Clarke prefers dynasties over cap

TERRY KOSHAN -- Sun Media

, Last Updated: 9:25 AM ET

The dynasty that beat his team twice in the Stanley Cup final in the 1980s or the now-you-see-them, now-you-don't Cup finalists of today's NHL?

Former Philadelphia Flyers general manager Bob Clarke would take the dominance of the Edmonton Oilers, thanks.

"I liked it much better when the Oilers were winning because their standards were so high," Clarke, in town for the annual Conn Smythe dinner to support Easter Seals Ontario, said yesterday. "The rest of us had to get better, and before them it was the Canadiens and the Islanders.

"I wish we had teams now that were good enough to go two, three or four years. The standards of everyone else would have to be raised. If you win the Cup now, players want to make a lot more money. That's where the cap hurts you. When you win now, you have to pay those players and you are not going to be able to pay them all."

Clarke ran the show in Philly as Flyers GM from 1984-1990 and again from 1994-2006, but never was able to sip from Lord Stanley's mug, which he did two times in 15 seasons when he wore the Flyers' black and orange.

Now a senior vice-president with the Flyers, the 58-year-old Clarke jokingly said he is nothing more than a professional fan, talking hockey during the day with Flyers GM Paul Holmgren and having no worries when he goes to bed at night.

Clarke never had a problem speaking his mind, and the NHL is a lesser place without the benefit of Clarke's savvy nature on a daily basis. He resigned as Flyers GM in October of 2006.

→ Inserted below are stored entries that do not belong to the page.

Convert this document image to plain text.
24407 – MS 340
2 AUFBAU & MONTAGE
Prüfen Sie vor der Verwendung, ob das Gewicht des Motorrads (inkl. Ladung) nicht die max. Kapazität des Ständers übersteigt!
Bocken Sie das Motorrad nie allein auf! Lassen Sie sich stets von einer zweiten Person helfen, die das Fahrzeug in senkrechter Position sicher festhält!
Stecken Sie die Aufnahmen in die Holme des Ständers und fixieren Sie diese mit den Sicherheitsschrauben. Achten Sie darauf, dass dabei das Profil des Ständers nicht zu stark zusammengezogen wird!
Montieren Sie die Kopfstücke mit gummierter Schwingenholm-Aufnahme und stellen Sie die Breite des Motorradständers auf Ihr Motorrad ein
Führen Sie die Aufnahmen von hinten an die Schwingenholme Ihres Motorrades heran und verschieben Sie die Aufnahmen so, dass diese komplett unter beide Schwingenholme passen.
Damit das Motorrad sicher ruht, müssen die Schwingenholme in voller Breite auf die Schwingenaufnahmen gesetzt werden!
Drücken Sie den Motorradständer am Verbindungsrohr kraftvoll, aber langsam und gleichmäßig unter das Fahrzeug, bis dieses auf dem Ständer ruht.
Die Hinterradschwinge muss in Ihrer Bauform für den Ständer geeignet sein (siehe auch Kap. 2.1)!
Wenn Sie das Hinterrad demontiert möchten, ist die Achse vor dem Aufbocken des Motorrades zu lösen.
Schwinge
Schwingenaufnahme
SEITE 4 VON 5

Does Clarke, who also was the GM of the Minnesota North Stars and Florida Panthers for short periods, want to be a GM again? Perhaps with the Maple Leafs, who have Cliff Fletcher in that role on an interim basis while the organization searches for a new boss?

Though Clarke said he misses some of the exciting times of the job -- the trade deadline, the draft, free agency in the summer -- he is happy.

"The job is Cliff's and I leave it in his hands," Clarke said. "Toronto is the mecca of not only the NHL, but maybe hockey in the world. It would be a prime GM's job, but there is a lot of abuse that comes with it.

"I'm not sure anymore (whether he wants to be work again as a GM). The longer you are out, the harder it gets to say I am ready to go back."